As we’ve seen in the recent IPCC report, we must scale carbon removal to meet climate goals and how we scale it matters. To that end, procurement offers significant benefits.
- It’s solution agnostic. Procurement can focus on metrics like durability and scale, rather than picking and choosing specific carbon removal pathways. That reorients the focus to removing carbon from the atmosphere and doesn’t require congressional action every time there’s a promising new removal pathway.
- It sets standards. Strong standards on measurement and verification are needed across carbon removal, including to ensure private sector purchases are high quality.
- It allows for robust protections. As the customer, the federal government can require projects to include meaningful community engagement, strong labor practices, consideration of non-CO2 impacts, and other metrics that will ensure these projects are aligned with key equity and justice principles.
- It’s designed to drive innovation. Providing a long-term customer for projects is one of the most direct ways to support new, groundbreaking solutions.
Recent action in the private sector from companies like Stripe and Shopify has shown how impactful procurement can be. While this early action has been and will continue to be catalytic, these companies can’t do it alone. We’re going to need to remove billions of tons of carbon dioxide from the atmosphere every year, which is more than voluntary purchases can cover. Plus, federal action can set standards that will improve the quality of carbon removal purchases and allow for new private sector engagement from companies that don’t have the resources or expertise to create those standards on their own.

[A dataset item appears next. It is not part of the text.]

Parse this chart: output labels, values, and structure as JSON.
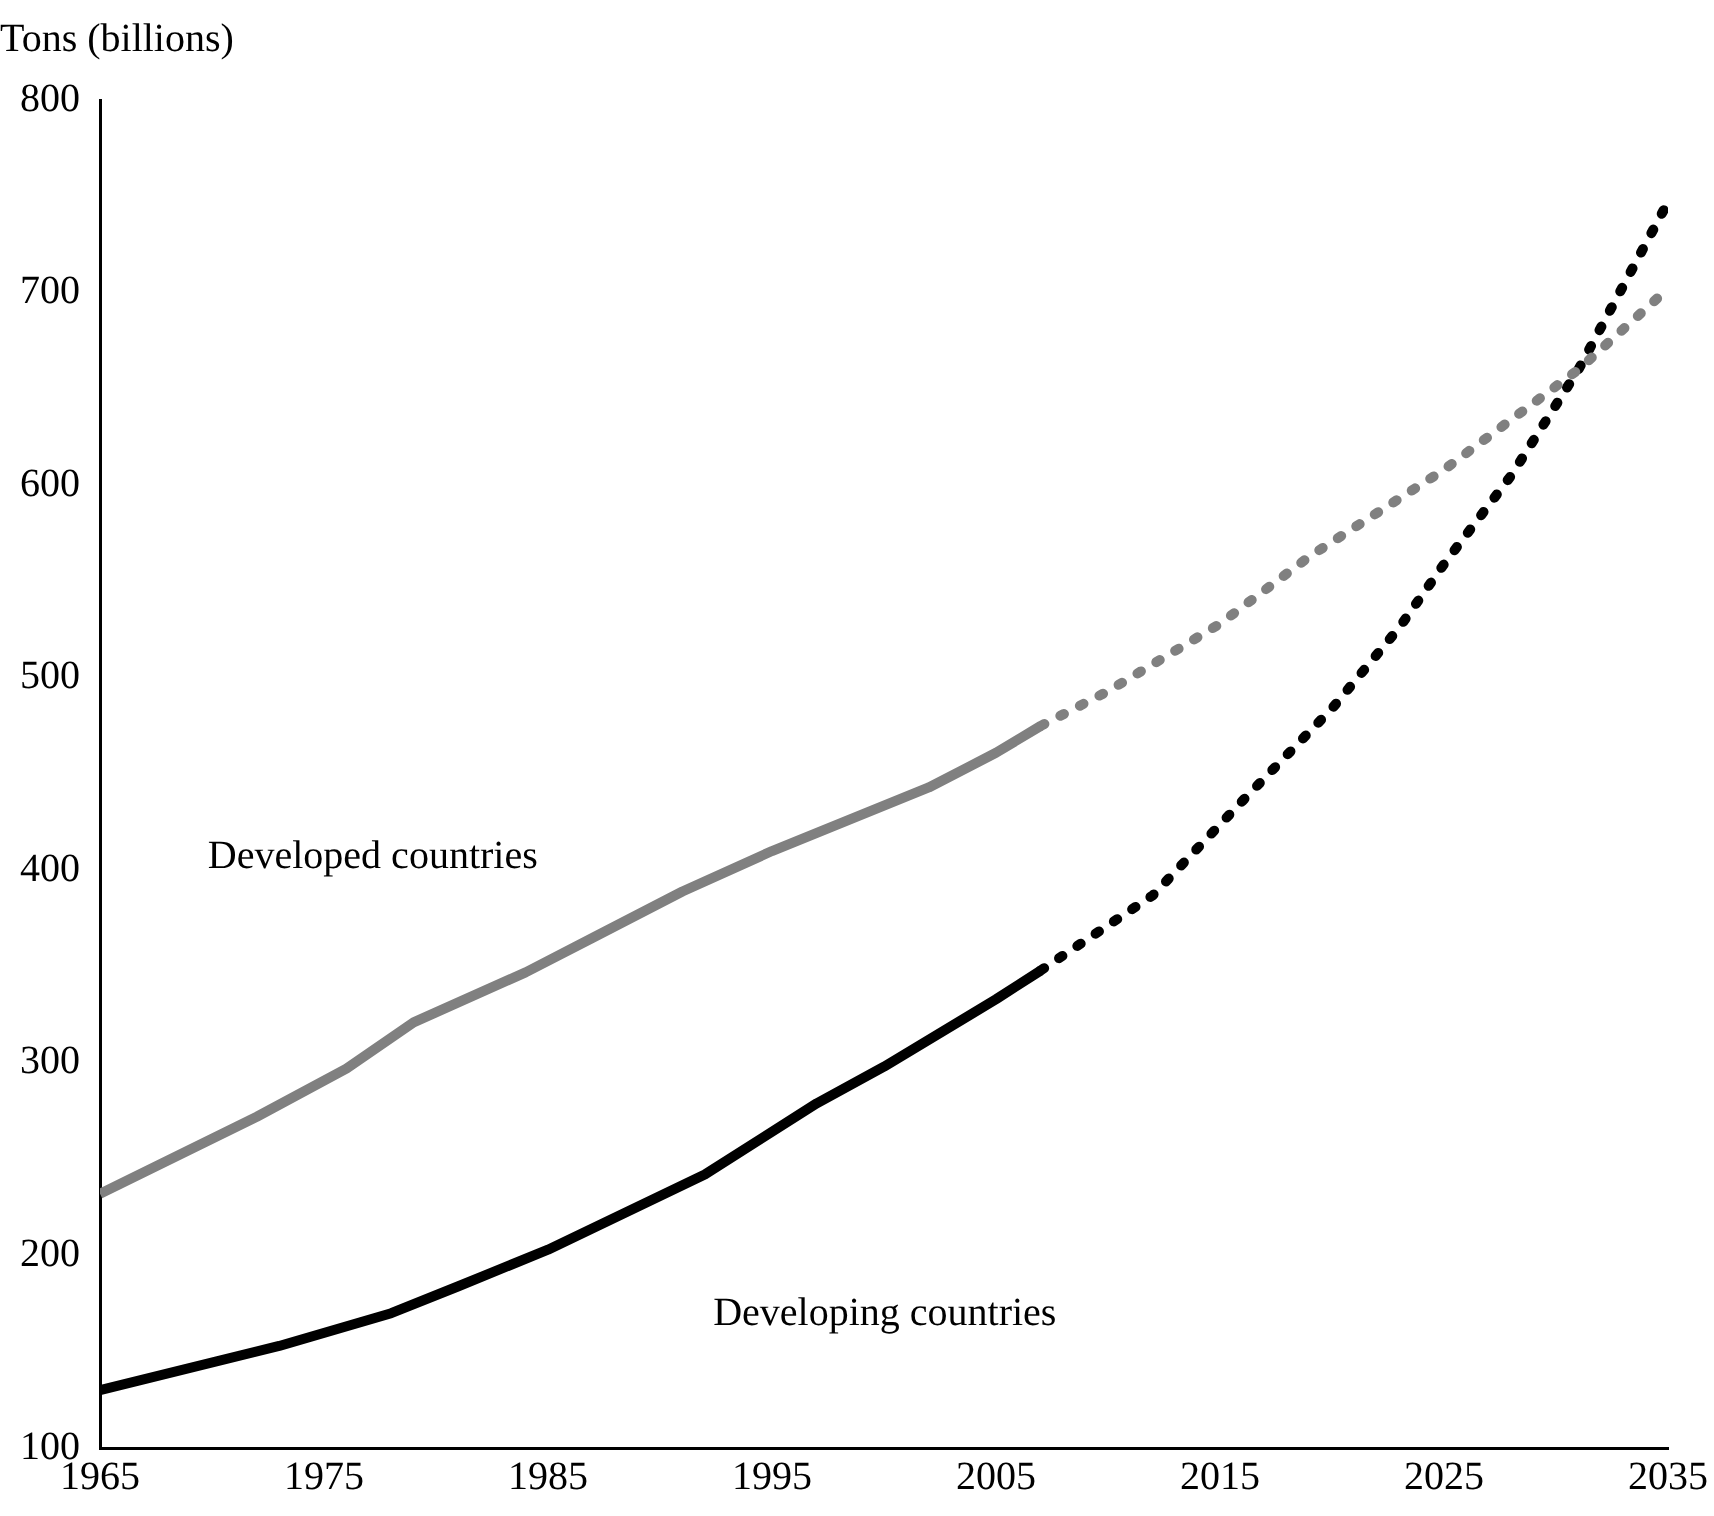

And there are numerous examples of the federal government using its purchasing power to drive clean energy and climate action, from Obama-era power purchase agreements to President Biden’s recent executive order articulating the role of procurement in meeting net-zero emissions.
And we’re already starting to see Congressional action on federal procurement of carbon removal. Congressman Paul Tonko and Congressman Scott Peters just introduced the Federal CDR Leadership Act. The bill is both ambitious in vision and pragmatic in approach, focusing on highly durable carbon removal with the ultimate goal of lowering costs for both established and emerging pathways.
Over the past few years, both Congress and the Biden administration have responded to what we’ve heard from climate experts with increasing urgency: reaching our climate goals requires gigaton-scale carbon removal and gigaton-scale carbon removal requires robust policy support. With major investments in R&D and infrastructure, strong private sector action, and more carbon removal companies than any other country in the world, the US couldn’t be better positioned to lead on this essential climate solution. What’s needed now is the next wave of policy to move from tens of thousands of tons to millions and then billions.
Since the early days of Carbon180, we’ve been excited about federal procurement to thoughtfully and rapidly scale carbon removal. What’s been missing is the political momentum. Now, we have policymakers who are as enthusiastic about this as we are. It’s time for the US to take the next step on carbon removal in order to remove legacy emissions and create a livable climate for all.